Чтобы закончить это сопоставление основного, вертикального и вспомогательного, горизонтального измерения пейзажа у Тютчева, укажем еще одно стихотворение, где это соотношение доходит до парадокса. Это – (31) «Как неожиданно и ярко…», стихотворение о радуге: «один конец в леса вонзила, другим за облака ушла…» Иными словами, радуга, которую сам Тютчев только что назвал «аркой», представляется не дугой, соединяющей два края неба, а полудужием, соединяющим землю с небесами: вновь высь подменяет ширь, при этом самым неожиданным образом.
Таковы общие черты композиции пейзажа у Тютчева. Основное его измерение – вертикаль, причем устремленная не снизу вверх, а сверху вниз, от неба к земле; второе – глубина, передаваемая сменой более общих и более крупных планов изображаемого: наименее значимо горизонтальное измерение, по большей части обозначаемое течением реки. Пейзаж Тютчева – вертикальный, его тема – отношение неба и земли. Философские концепции, стоящие за этим, обсуждались не раз и на разные лады. Биографические предпосылки тоже достаточно несомненны – это прочная любовь поэта-славянофила к западноевропейскому, причем южному, пейзажу (любопытно, что почти исключительно горному и лишь однажды – морскому) и его непреодолимое внутреннее отвращение к простору русских равнин[31]31
Было бы в высшей степени интересно сравнить пейзажную лирику Тютчева с немецкой пейзажной романтической живописью тех лет, когда Тютчев работал и жил за границей; но эта задача нам не по силам.
[Закрыть]. Можно подумать и о физиологических предпосылках – известны формы астигматизма, при которых поле зрения человека сужается с двух сторон. Можно при большом желании вспомнить такую параллель, как китайский живописный пейзаж, который в отличие от европейского строится не по горизонтали, а по вертикали. Но при современном состоянии наших знаний в этих областях творческой психологии такие разговоры еще долго будут оставаться праздными.

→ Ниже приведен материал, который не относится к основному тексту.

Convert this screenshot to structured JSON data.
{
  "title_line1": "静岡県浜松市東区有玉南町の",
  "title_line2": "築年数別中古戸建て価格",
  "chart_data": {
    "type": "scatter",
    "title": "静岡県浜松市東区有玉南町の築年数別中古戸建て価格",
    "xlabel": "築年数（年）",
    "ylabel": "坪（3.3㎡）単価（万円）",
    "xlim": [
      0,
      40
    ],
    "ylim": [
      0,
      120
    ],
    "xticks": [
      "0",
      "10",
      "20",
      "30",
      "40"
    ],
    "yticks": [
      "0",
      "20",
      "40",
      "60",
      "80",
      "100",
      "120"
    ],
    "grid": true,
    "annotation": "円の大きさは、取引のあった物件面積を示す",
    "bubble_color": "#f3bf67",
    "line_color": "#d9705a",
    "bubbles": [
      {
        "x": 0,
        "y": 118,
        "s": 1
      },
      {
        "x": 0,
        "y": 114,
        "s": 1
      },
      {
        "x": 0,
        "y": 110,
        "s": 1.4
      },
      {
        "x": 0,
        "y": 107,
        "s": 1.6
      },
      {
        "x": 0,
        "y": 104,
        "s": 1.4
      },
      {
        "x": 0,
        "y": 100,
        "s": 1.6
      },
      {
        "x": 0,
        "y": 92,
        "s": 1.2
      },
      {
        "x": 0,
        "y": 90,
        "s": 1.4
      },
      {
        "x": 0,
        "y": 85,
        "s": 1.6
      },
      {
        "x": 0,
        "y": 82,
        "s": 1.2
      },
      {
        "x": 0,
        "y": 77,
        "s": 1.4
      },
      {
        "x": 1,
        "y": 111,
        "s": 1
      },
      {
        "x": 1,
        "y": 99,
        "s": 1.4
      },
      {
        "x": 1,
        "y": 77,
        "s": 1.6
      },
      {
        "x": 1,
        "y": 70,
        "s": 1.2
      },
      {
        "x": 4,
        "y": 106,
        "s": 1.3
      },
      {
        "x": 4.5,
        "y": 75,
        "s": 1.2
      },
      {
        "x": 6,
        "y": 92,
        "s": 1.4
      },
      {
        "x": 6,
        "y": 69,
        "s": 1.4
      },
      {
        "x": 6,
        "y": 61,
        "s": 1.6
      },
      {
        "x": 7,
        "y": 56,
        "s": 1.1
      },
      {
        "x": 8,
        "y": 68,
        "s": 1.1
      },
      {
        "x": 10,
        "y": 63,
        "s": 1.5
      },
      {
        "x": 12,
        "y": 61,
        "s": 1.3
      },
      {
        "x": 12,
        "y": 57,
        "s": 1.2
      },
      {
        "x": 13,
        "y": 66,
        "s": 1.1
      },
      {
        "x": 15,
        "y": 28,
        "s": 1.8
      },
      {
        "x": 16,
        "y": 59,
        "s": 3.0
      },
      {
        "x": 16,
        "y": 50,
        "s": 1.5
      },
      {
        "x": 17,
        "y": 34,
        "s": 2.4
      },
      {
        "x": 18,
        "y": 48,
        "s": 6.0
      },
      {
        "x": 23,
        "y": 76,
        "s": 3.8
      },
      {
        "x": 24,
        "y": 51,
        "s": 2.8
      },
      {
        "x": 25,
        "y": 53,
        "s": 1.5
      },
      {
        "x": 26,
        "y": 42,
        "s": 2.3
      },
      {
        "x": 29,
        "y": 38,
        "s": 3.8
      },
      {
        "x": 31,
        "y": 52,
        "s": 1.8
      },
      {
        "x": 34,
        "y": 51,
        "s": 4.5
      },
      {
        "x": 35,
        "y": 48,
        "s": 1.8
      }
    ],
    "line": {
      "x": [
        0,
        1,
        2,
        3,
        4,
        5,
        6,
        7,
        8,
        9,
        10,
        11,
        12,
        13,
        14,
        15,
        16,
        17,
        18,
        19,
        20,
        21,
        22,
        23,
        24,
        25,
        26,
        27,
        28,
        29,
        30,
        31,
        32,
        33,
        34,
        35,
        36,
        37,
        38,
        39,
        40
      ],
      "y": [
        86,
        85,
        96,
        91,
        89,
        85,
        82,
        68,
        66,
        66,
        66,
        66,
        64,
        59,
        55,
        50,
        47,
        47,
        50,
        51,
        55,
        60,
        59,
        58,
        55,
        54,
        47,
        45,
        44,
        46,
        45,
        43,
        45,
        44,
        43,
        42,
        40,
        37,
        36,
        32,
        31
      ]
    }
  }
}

5. Чувственное заполнение этого пространства отчасти уже представляется ясным из вышеописанного. Подавляющее место занимают свет и блеск: блистают, блещут, сияют, сверкают и искрятся светила, небеса, отражающие их реки, горные вершины, даже деревья («деревья блещут пестротой» в «Утихла биза…», «по деревьям испещренным… молниевидный брызнет луч…» в «Обвеян вещею дремотой…», не говоря уже о лесе «под снежной бахромою», который под солнцем «вспыхнет и заблещет»). Даже о мире в целом сказано: «…и в полном блеске проявлений вдруг нас охватит мир дневной» («Декабрьское утро»). Чтобы найти аналогии такому царству сияния и блеска, приходится вспомнить разве что Пиндара и таких его продолжателей в России ХѴІІІ в., как Ломоносов и Державин, – недаром Тынянов считал Тютчева наследником XVIII в.[32]32
См. статью Ю. Н. Тынянова «Вопрос о Тютчеве» и комментарий к ней А. П. Чудакова (Тынянов 1977, 38–51 и 410–414). На Тынянова опирается недооцененная у нас работа Н. Трубецкого (Trubetzkoy 1956), который предлагает для Тютчева вместо расхожего определения «философский поэт» определение «риторический поэт» – т. е. такой, для которого безразлично, заполняется ли риторическая схема вечными философскими или злободневными публицистическими проблемами; тем самым снимается раздражающий и читателя и, что хуже, издателей (от Быкова до Пигарева) разрыв между «настоящим», глубоким и «ненастоящим», газетным Тютчевым.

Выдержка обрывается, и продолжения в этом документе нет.